Because, incredible as it may seem to the modern reader, people did succeed in those distant nineties, before the coming of the more suitable automobile, in knocking down and running over other people with the sluggish apparatus, bicycles, horse-drawn vehicles and so forth, then available.

§ 2

Miss Meeta Pinkey was an emotional blonde girl, and she fell off her machine gracefully and naturally into Mr. Preemby’s arms as he was hurled against her. It would seem to have been the original intention of Destiny to have made this the beginning of a permanent relationship, but in this matter Destiny had reckoned without Miss Hossett.
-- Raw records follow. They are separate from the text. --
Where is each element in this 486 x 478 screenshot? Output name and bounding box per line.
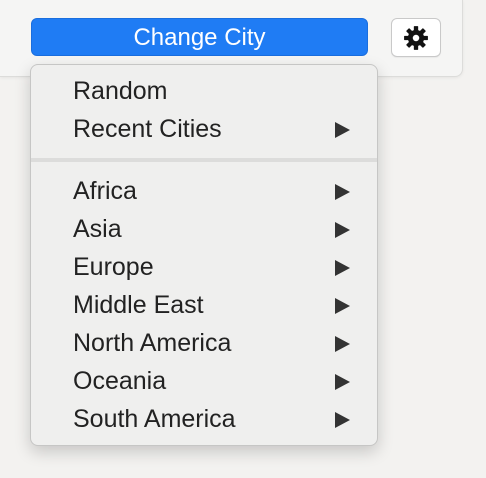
chevron-right-icon <box>335 122 350 138</box>
menu-item-recent-cities[interactable]: Recent Cities <box>31 110 377 148</box>
menu-item-label: Europe <box>73 253 154 281</box>
chevron-right-icon <box>335 374 350 390</box>
menu-item-label: Asia <box>73 215 122 243</box>
menu-item-south-america[interactable]: South America <box>31 400 377 438</box>
gear-icon <box>403 25 429 51</box>
settings-button[interactable] <box>391 18 441 57</box>
menu-item-africa[interactable]: Africa <box>31 172 377 210</box>
change-city-menu: Random Recent Cities Africa Asia Europe … <box>30 64 378 446</box>
menu-item-label: South America <box>73 405 236 433</box>
menu-item-label: Recent Cities <box>73 115 222 143</box>
chevron-right-icon <box>335 298 350 314</box>
menu-item-label: Oceania <box>73 367 167 395</box>
menu-item-north-america[interactable]: North America <box>31 324 377 362</box>
menu-item-middle-east[interactable]: Middle East <box>31 286 377 324</box>
menu-item-asia[interactable]: Asia <box>31 210 377 248</box>
chevron-right-icon <box>335 412 350 428</box>
change-city-button[interactable]: Change City <box>31 18 368 56</box>
menu-item-label: Middle East <box>73 291 204 319</box>
menu-item-oceania[interactable]: Oceania <box>31 362 377 400</box>
menu-item-label: Africa <box>73 177 137 205</box>
menu-item-label: North America <box>73 329 232 357</box>
menu-item-europe[interactable]: Europe <box>31 248 377 286</box>
chevron-right-icon <box>335 336 350 352</box>
chevron-right-icon <box>335 260 350 276</box>
menu-item-random[interactable]: Random <box>31 72 377 110</box>
menu-separator <box>31 158 377 162</box>
chevron-right-icon <box>335 222 350 238</box>
menu-item-label: Random <box>73 77 168 105</box>
chevron-right-icon <box>335 184 350 200</box>
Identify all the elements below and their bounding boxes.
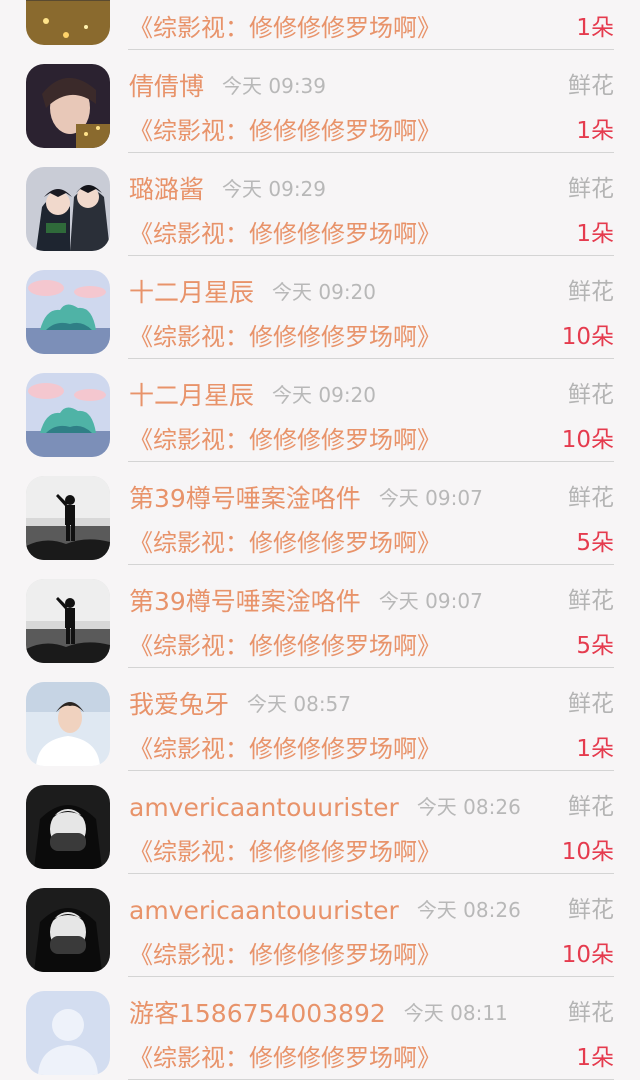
- gift-type-label: 鲜花: [568, 794, 614, 820]
- list-item[interactable]: amvericaantouurister 今天 08:26 鲜花 《综影视：修修修修罗…: [0, 761, 640, 874]
- timestamp: 今天 09:07: [378, 589, 483, 613]
- user-name: 游客1586754003892 今天 08:11: [129, 999, 508, 1028]
- list-item[interactable]: 第39樽号唾案淦咯件 今天 09:07 鲜花 《综影视：修修修修罗场啊》 5朵: [0, 452, 640, 565]
- list-item[interactable]: 我爱兔牙 今天 08:57 鲜花 《综影视：修修修修罗场啊》 1朵: [0, 658, 640, 771]
- user-name: 十二月星辰 今天 09:20: [129, 381, 377, 410]
- gift-type-label: 鲜花: [568, 485, 614, 511]
- list-item[interactable]: 游客1586754003892 今天 08:11 鲜花 《综影视：修修修修罗场啊》 1朵: [0, 967, 640, 1080]
- list-item[interactable]: amvericaantouurister 今天 08:26 鲜花 《综影视：修修修修罗…: [0, 864, 640, 977]
- timestamp: 今天 09:29: [222, 177, 327, 201]
- timestamp: 今天 08:26: [416, 795, 521, 819]
- avatar[interactable]: [26, 64, 110, 148]
- avatar[interactable]: [26, 888, 110, 972]
- user-name: 倩倩博 今天 09:39: [129, 72, 327, 101]
- timestamp: 今天 08:26: [416, 898, 521, 922]
- user-name: amvericaantouurister 今天 08:26: [129, 896, 521, 925]
- timestamp: 今天 09:39: [222, 74, 327, 98]
- timestamp: 今天 09:20: [272, 280, 377, 304]
- avatar[interactable]: [26, 270, 110, 354]
- list-item[interactable]: 十二月星辰 今天 09:20 鲜花 《综影视：修修修修罗场啊》 10朵: [0, 246, 640, 359]
- avatar[interactable]: [26, 476, 110, 560]
- gift-type-label: 鲜花: [568, 382, 614, 408]
- user-name: 璐潞酱 今天 09:29: [129, 175, 327, 204]
- gift-type-label: 鲜花: [568, 73, 614, 99]
- gift-type-label: 鲜花: [568, 1000, 614, 1026]
- user-name: 第39樽号唾案淦咯件 今天 09:07: [129, 484, 483, 513]
- list-item[interactable]: 璐潞酱 今天 09:29 鲜花 《综影视：修修修修罗场啊》 1朵: [0, 143, 640, 256]
- timestamp: 今天 08:57: [247, 692, 352, 716]
- list-item[interactable]: 倩倩博今天 09:39鲜花《综影视：修修修修罗场啊》1朵: [0, 0, 640, 50]
- gift-type-label: 鲜花: [568, 897, 614, 923]
- avatar[interactable]: [26, 991, 110, 1075]
- gift-type-label: 鲜花: [568, 176, 614, 202]
- timestamp: 今天 08:11: [403, 1001, 508, 1025]
- user-name: 我爱兔牙 今天 08:57: [129, 690, 352, 719]
- gift-record-list: 倩倩博今天 09:39鲜花《综影视：修修修修罗场啊》1朵倩倩博今天 09:39 鲜…: [0, 0, 640, 1080]
- avatar[interactable]: [26, 785, 110, 869]
- list-item[interactable]: 第39樽号唾案淦咯件 今天 09:07 鲜花 《综影视：修修修修罗场啊》 5朵: [0, 555, 640, 668]
- avatar[interactable]: [26, 0, 110, 45]
- timestamp: 今天 09:20: [272, 383, 377, 407]
- user-name: amvericaantouurister 今天 08:26: [129, 793, 521, 822]
- avatar[interactable]: [26, 167, 110, 251]
- user-name: 十二月星辰 今天 09:20: [129, 278, 377, 307]
- timestamp: 今天 09:07: [378, 486, 483, 510]
- gift-type-label: 鲜花: [568, 691, 614, 717]
- avatar[interactable]: [26, 682, 110, 766]
- gift-type-label: 鲜花: [568, 588, 614, 614]
- avatar[interactable]: [26, 373, 110, 457]
- gift-type-label: 鲜花: [568, 279, 614, 305]
- list-item[interactable]: 倩倩博今天 09:39鲜花《综影视：修修修修罗场啊》1朵: [0, 40, 640, 153]
- user-name: 第39樽号唾案淦咯件 今天 09:07: [129, 587, 483, 616]
- avatar[interactable]: [26, 579, 110, 663]
- list-item[interactable]: 十二月星辰 今天 09:20 鲜花 《综影视：修修修修罗场啊》 10朵: [0, 349, 640, 462]
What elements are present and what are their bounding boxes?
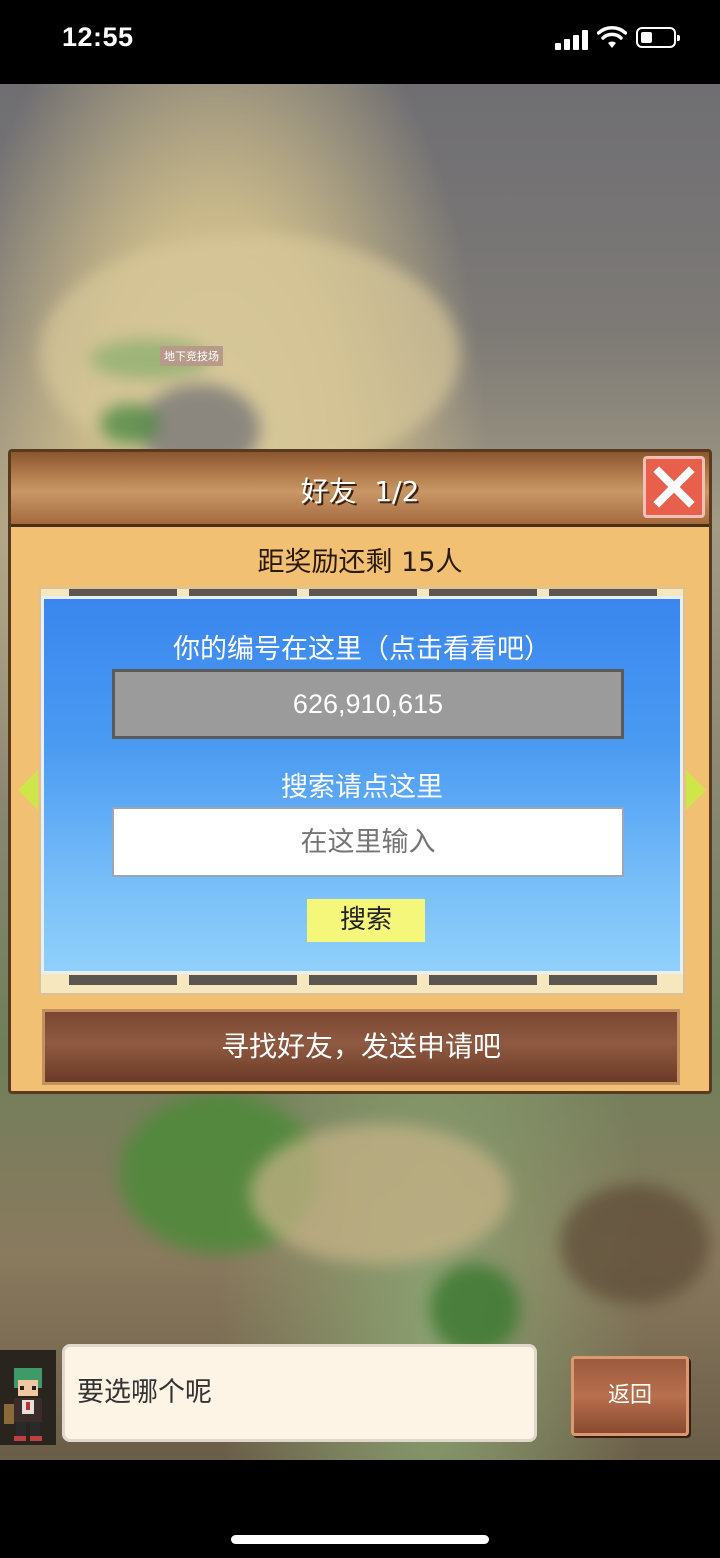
place-label: 地下竞技场 [160, 346, 223, 366]
character-avatar-icon [0, 1350, 56, 1445]
friend-id-panel: 你的编号在这里（点击看看吧） 626,910,615 搜索请点这里 搜索 [41, 596, 683, 974]
wifi-icon [597, 26, 627, 48]
close-icon [653, 466, 695, 508]
close-button[interactable] [643, 456, 705, 518]
prev-page-arrow-icon[interactable] [18, 770, 38, 810]
dialog-header: 好友 1/2 [11, 452, 709, 527]
cellular-signal-icon [555, 30, 589, 50]
find-friends-button[interactable]: 寻找好友，发送申请吧 [42, 1009, 680, 1085]
friends-dialog: 好友 1/2 距奖励还剩 15人 你的编号在这里（点击看看吧） 626,910,… [8, 449, 712, 1094]
chat-bubble: 要选哪个呢 [62, 1344, 537, 1442]
search-button[interactable]: 搜索 [307, 899, 425, 942]
friend-search-input[interactable] [112, 807, 624, 877]
page-tab-strip-bottom [69, 975, 657, 985]
your-id-label: 你的编号在这里（点击看看吧） [173, 634, 551, 665]
status-bar: 12:55 [0, 0, 720, 84]
battery-icon [636, 27, 680, 48]
search-label: 搜索请点这里 [281, 772, 443, 803]
status-time: 12:55 [62, 22, 134, 52]
next-page-arrow-icon[interactable] [686, 770, 706, 810]
your-id-value[interactable]: 626,910,615 [112, 669, 624, 739]
reward-remaining-text: 距奖励还剩 15人 [257, 547, 463, 578]
dialog-title: 好友 1/2 [300, 475, 420, 508]
back-button[interactable]: 返回 [571, 1356, 689, 1436]
home-indicator[interactable] [231, 1535, 489, 1544]
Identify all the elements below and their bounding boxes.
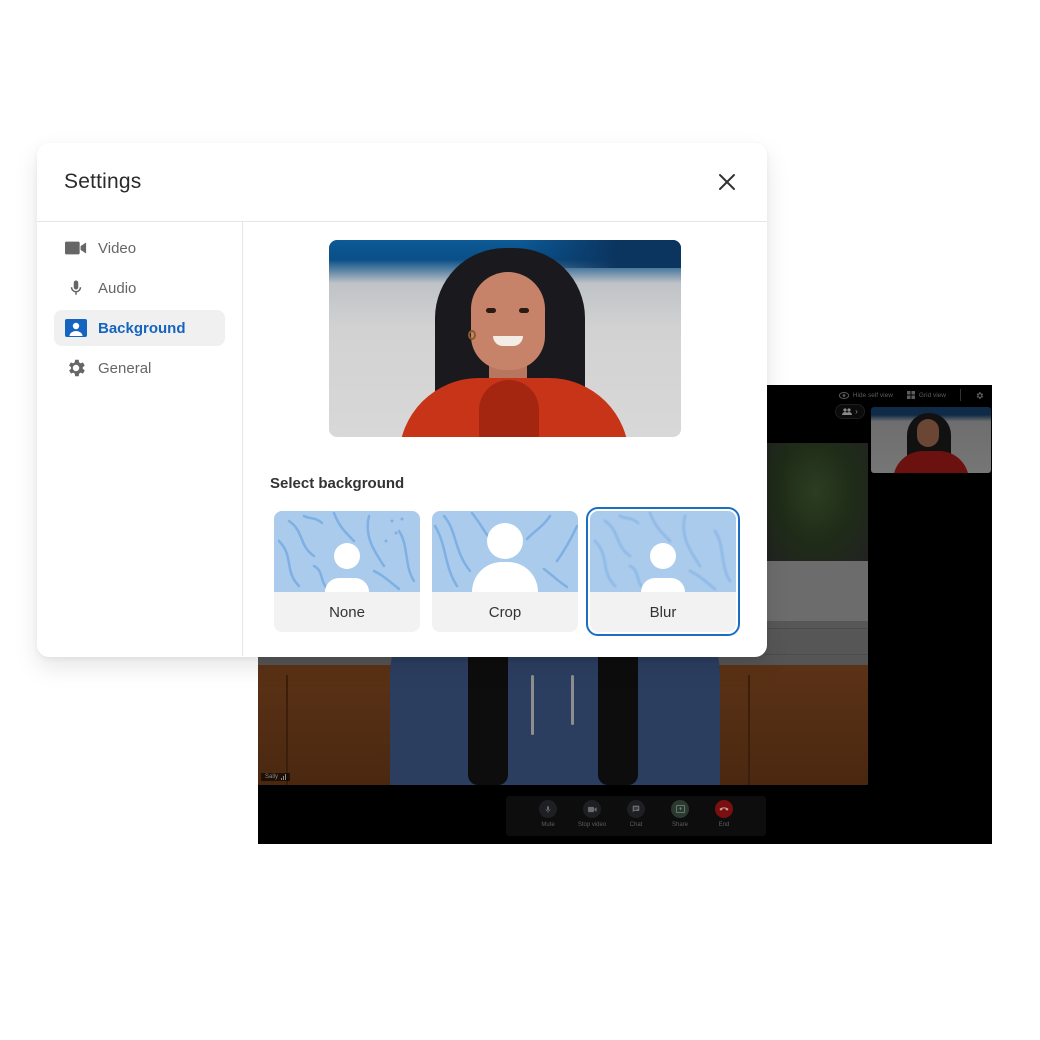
preview-eye <box>486 308 496 313</box>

Miss Meeta Pinkey was as ripe for love just then as dry gunpowder is for a bang, and she was already deeply in love with Mr. Preemby before she had been replaced securely on her feet. She stood flushed and round-eyed and breathless, and Mr. Preemby looked quite manly and handsome after picking up her bicycle with an air of rescue.

Miss Hossett, after butting against Mr. Preemby, had swerved, dismounted and stood now prepared for a dispute. The collision had further loosened the already loose handlebar of the entirely untrustworthy hired machine she had been riding. It was this looseness had caused the accident. Her attention seemed divided equally between this and the possible grievance of Mr. Preemby. “I rang my bell,” she said.